Уляша бросилась на землю, охватила его колени и, целуя их, говорила:
— Заждалась я… От тоски… Любить крепко буду, только прости!..
Ермак схватил жену за руку, до страшной боли сжал запястье и заглянул в лицо. Она не застонала, смотрела широко раскрытыми глазами в его глаза. Дрогнуло сердце Ермака.
— Ладно, не убью тебя! — проговорил он. — Но уйди, поганая! Ты порушила закон! Уйди из моего куреня!
Ермак оторвал от себя руки Уляши, оттолкнул ее и, не глядя на хмуро стоявшего поодаль Степанку, пошел к коню. Похлопав по крутой шее жеребца, он проворно вскочил в седло и, не оглядываясь, поскакал в степь.
Ермак мчался по степи, по ее широким коврам из ковыля и душистых, медом пахнувших трав, и не замечал окружающей его красоты. Сердце его кипело жгучей ревностью, злобой и жалостью. То хотелось вернуться и убить обманщицу, то было жалко Уляшу и тянуло простить и приласкать ее.
Долго кружил Ермак под синим степным небом. Путь пересекали заросли терновника и балки. Подле одной из них, из рытвины внезапно выскочил старый волк с рыжими подпалинами и понесся по раздолью. Конь захрапел, но, огретый крепко плетью, взвился и стрелой рванулся по следу зверя. Лохматый и встрепанный серый хищник хитрил, стараясь уйти от погони: петлял, уходил в сторону, но неумолимый топот становился все ближе и ближе…
Ермак настиг зверя и на полном скаку сильным ударом плети по голове сразил его. Зверина с кровавым пятном, быстро растекшимся по седой шерсти, перекувырнулся и сел. Он сидел, хмуро опустив лобастую голову и оскалив клыки. Глаза его злобно горели.

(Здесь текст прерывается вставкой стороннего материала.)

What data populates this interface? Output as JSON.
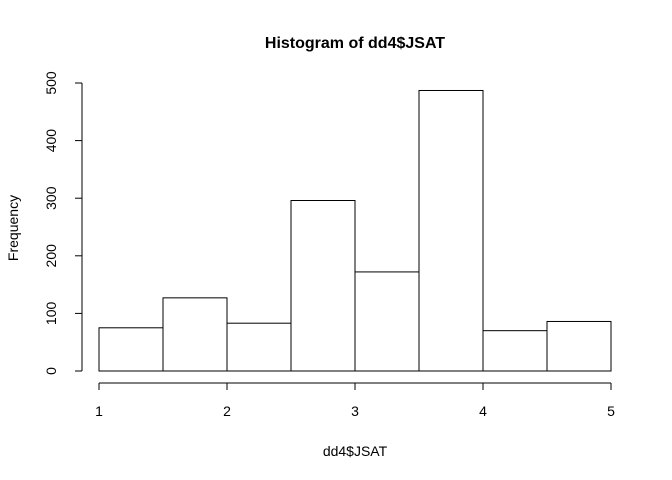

— Что, ворюга, к табуну пробирался? — закричал Ермак и быстрыми страшными ударами покончил с волком…
Возбуждение Ермака прошло. Угрюмо глянув на зверя, он повернул коня и снова поскакал по степи. Но теперь уже тише было у него на душе, схватка со зверем облегчила его муки.

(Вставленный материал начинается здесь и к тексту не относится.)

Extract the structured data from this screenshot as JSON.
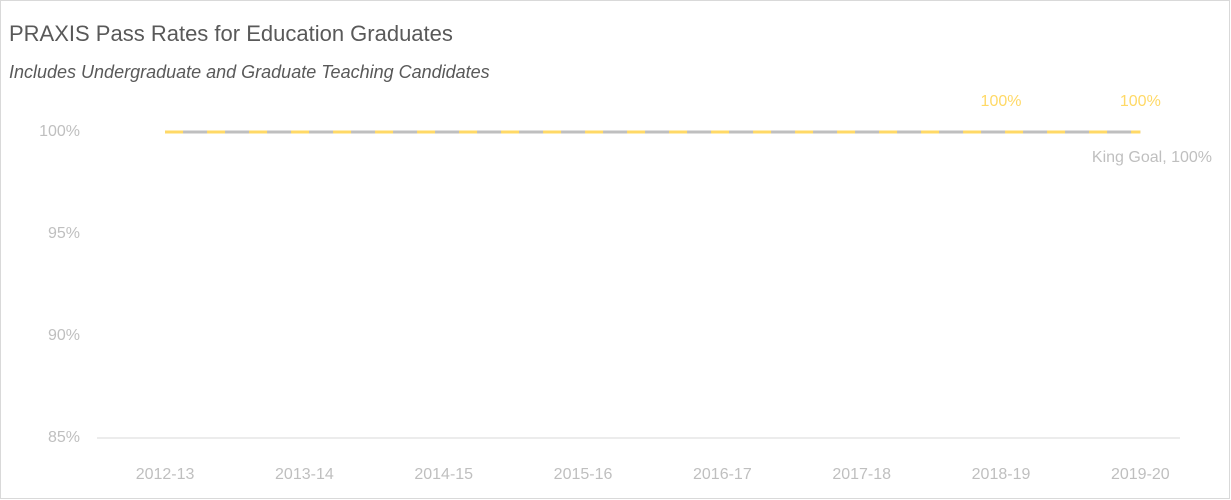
{
  "chart_data": {
    "type": "line",
    "title": "PRAXIS Pass Rates for Education Graduates",
    "subtitle": "Includes Undergraduate and Graduate Teaching Candidates",
    "categories": [
      "2012-13",
      "2013-14",
      "2014-15",
      "2015-16",
      "2016-17",
      "2017-18",
      "2018-19",
      "2019-20"
    ],
    "series": [
      {
        "color": "#bfbfbf",
        "dashed": false,
        "values": [
          100,
          100,
          100,
          100,
          100,
          100,
          100,
          100
        ]
      },
      {
        "color": "#ffd966",
        "dashed": true,
        "values": [
          100,
          100,
          100,
          100,
          100,
          100,
          100,
          100
        ],
        "value_labels": [
          null,
          null,
          null,
          null,
          null,
          null,
          "100%",
          "100%"
        ]
      }
    ],
    "annotations": [
      "King Goal, 100%"
    ],
    "ylim": [
      85,
      100
    ],
    "yticks": [
      {
        "value": 85,
        "label": "85%"
      },
      {
        "value": 90,
        "label": "90%"
      },
      {
        "value": 95,
        "label": "95%"
      },
      {
        "value": 100,
        "label": "100%"
      }
    ],
    "grid": false
  }
}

У высокого кургана, над которым кружили стервятники, Ермак свернул к одинокому деревцу и остановился у ручья, серебряной змейкой скользившего среди зеленой поросли. Расседлав жеребца и стреножив его, казак жадно напился холодной воды, поднялся на бугор и, прислонясь спиной к идолищу — каменной бабе, сел отдохнуть. Над ним синело бездонное небо. Глядя на него, Ермак гадал: «Что-то теперь с Уляшей? Ушла она или дома сидит, плачет и ждет?».

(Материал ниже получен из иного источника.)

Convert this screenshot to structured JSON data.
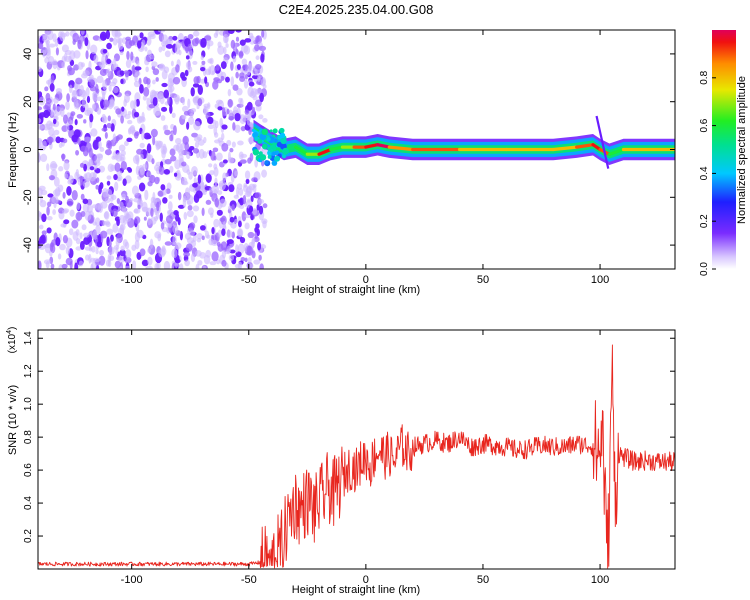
{
  "title": "C2E4.2025.235.04.00.G08",
  "colors": {
    "snr_line": "#e8261e",
    "spectrogram_ridge": "#e8261e",
    "noise_purple": "#7a2cff",
    "axis": "#000000"
  },
  "chart_data": [
    {
      "type": "heatmap",
      "xlabel": "Height of straight line (km)",
      "ylabel": "Frequency (Hz)",
      "xlim": [
        -140,
        132
      ],
      "ylim": [
        -50,
        50
      ],
      "xticks": [
        -100,
        -50,
        0,
        50,
        100
      ],
      "yticks": [
        -40,
        -20,
        0,
        20,
        40
      ],
      "colorbar": {
        "label": "Normalized spectral amplitude",
        "range": [
          0,
          1
        ],
        "ticks": [
          "0.0",
          "0.2",
          "0.4",
          "0.6",
          "0.8"
        ],
        "colormap": "rainbow (violet-blue-cyan-green-yellow-red)"
      },
      "noise_region_x": [
        -140,
        -45
      ],
      "ridge": {
        "x": [
          -48,
          -45,
          -40,
          -35,
          -30,
          -25,
          -20,
          -15,
          -10,
          -5,
          0,
          5,
          10,
          20,
          40,
          60,
          80,
          90,
          97,
          100,
          104,
          110,
          132
        ],
        "y": [
          8,
          6,
          3,
          0,
          1,
          -2,
          -2,
          0,
          1,
          1,
          1,
          2,
          1,
          0,
          0,
          0,
          0,
          1,
          2,
          0,
          -2,
          0,
          0
        ],
        "amp": [
          0.4,
          0.45,
          0.5,
          0.55,
          0.6,
          0.7,
          0.95,
          0.6,
          0.7,
          0.9,
          0.95,
          1.0,
          0.85,
          0.9,
          0.8,
          0.8,
          0.8,
          0.9,
          0.95,
          0.9,
          0.6,
          0.8,
          0.8
        ]
      },
      "spur": {
        "x": 98.5,
        "y_range": [
          -8,
          14
        ]
      }
    },
    {
      "type": "line",
      "xlabel": "Height of straight line (km)",
      "ylabel": "SNR (10 * v/v)",
      "scale_label": "(x10",
      "scale_exponent": "4",
      "scale_suffix": ")",
      "xlim": [
        -140,
        132
      ],
      "ylim": [
        0,
        1.45
      ],
      "xticks": [
        -100,
        -50,
        0,
        50,
        100
      ],
      "yticks": [
        "0.2",
        "0.4",
        "0.6",
        "0.8",
        "1.0",
        "1.2",
        "1.4"
      ],
      "series": [
        {
          "x": [
            -140,
            -120,
            -100,
            -80,
            -60,
            -50,
            -45,
            -40,
            -38,
            -36,
            -34,
            -32,
            -30,
            -28,
            -26,
            -24,
            -22,
            -20,
            -18,
            -16,
            -14,
            -12,
            -10,
            -8,
            -6,
            -4,
            -2,
            0,
            2,
            4,
            6,
            8,
            10,
            12,
            14,
            16,
            18,
            20,
            25,
            30,
            35,
            40,
            45,
            50,
            55,
            60,
            65,
            70,
            75,
            80,
            85,
            90,
            95,
            98,
            100,
            101,
            102,
            103,
            104,
            105,
            106,
            107,
            108,
            110,
            115,
            120,
            125,
            132
          ],
          "y": [
            0.03,
            0.03,
            0.03,
            0.03,
            0.03,
            0.03,
            0.04,
            0.06,
            0.1,
            0.15,
            0.25,
            0.35,
            0.4,
            0.35,
            0.4,
            0.42,
            0.35,
            0.4,
            0.45,
            0.5,
            0.45,
            0.5,
            0.55,
            0.6,
            0.62,
            0.6,
            0.65,
            0.68,
            0.62,
            0.7,
            0.72,
            0.68,
            0.7,
            0.65,
            0.72,
            0.75,
            0.7,
            0.74,
            0.76,
            0.78,
            0.76,
            0.8,
            0.74,
            0.76,
            0.75,
            0.74,
            0.72,
            0.73,
            0.75,
            0.74,
            0.74,
            0.76,
            0.75,
            0.74,
            0.7,
            0.9,
            0.45,
            0.1,
            0.3,
            1.3,
            0.6,
            0.5,
            0.7,
            0.68,
            0.65,
            0.66,
            0.65,
            0.65
          ]
        }
      ]
    }
  ]
}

От этих дум снова пришла скорбь к казаку. «Уйдет? Ну что ж, должно быть, так и надо! Дорога казачья трудная, опасная. Не по ней ходить семейному. Эх, Уляша, Уляша — покачал головой Ермак, — думал — сладкий цветок ты, а ты змеей оказалась, головешкой!».
До вечера он просидел у каменной бабы. А потом — снова на коня. Обратно мчал так, что ветер свистел в ушах. Вот и Дон, а вот и знакомый плес! По степи к броду шумно тянулась овечья отара. Пастух Омеля, одетый в полушубок с вывернутой кверху шерстью, завидя Ермака, обидно крикнул:
— Припоздал, станичник, прогулял свою бабу!
— Что такое? — хрипло, чуя беду, спросил Ермак.
— Утопла твоя Уляша! Утром с яра кинулись, и конец ей…
Ермак пошатнулся в седле и ни слова не сказал в ответ.
— Не слышишь, что ли? Выловили девку из Дона, и Степанка унес ее к себе в курень. Мертва твоя Уляша… Эх ты, заботник!
На третий день всей станицей хоронили жену Ермака. Несли ее казаки в тесовой домовине. Позади всех, опустив голову, тяжелым шагом брел вдовец. И видел он, как рядом с гробом, припадая на посох, плелся сгорбленный и потухший в одночасье Степанка.
Когда комья земли застучали по домовине, станичник примиренно сказал:
— Вот и угомонилась горячая кровинка, доченька моя. Спи тихо во веки веков!
Ермак промолчал. Ушел с могилы суровый и угрюмый.
В эту же ночь он, собрав ватагу самых отчаянных, вместе с Брязгой умчался в степи, пошарпать у ногаев и горе развеять. Станичники, проведав об этом, одобрили:
— Пусть выходит… Хорош и отважен бедун: ему не с бабами ворковать. Ему конь надобен быстрый, меч булатный да вольное поле-полюшко…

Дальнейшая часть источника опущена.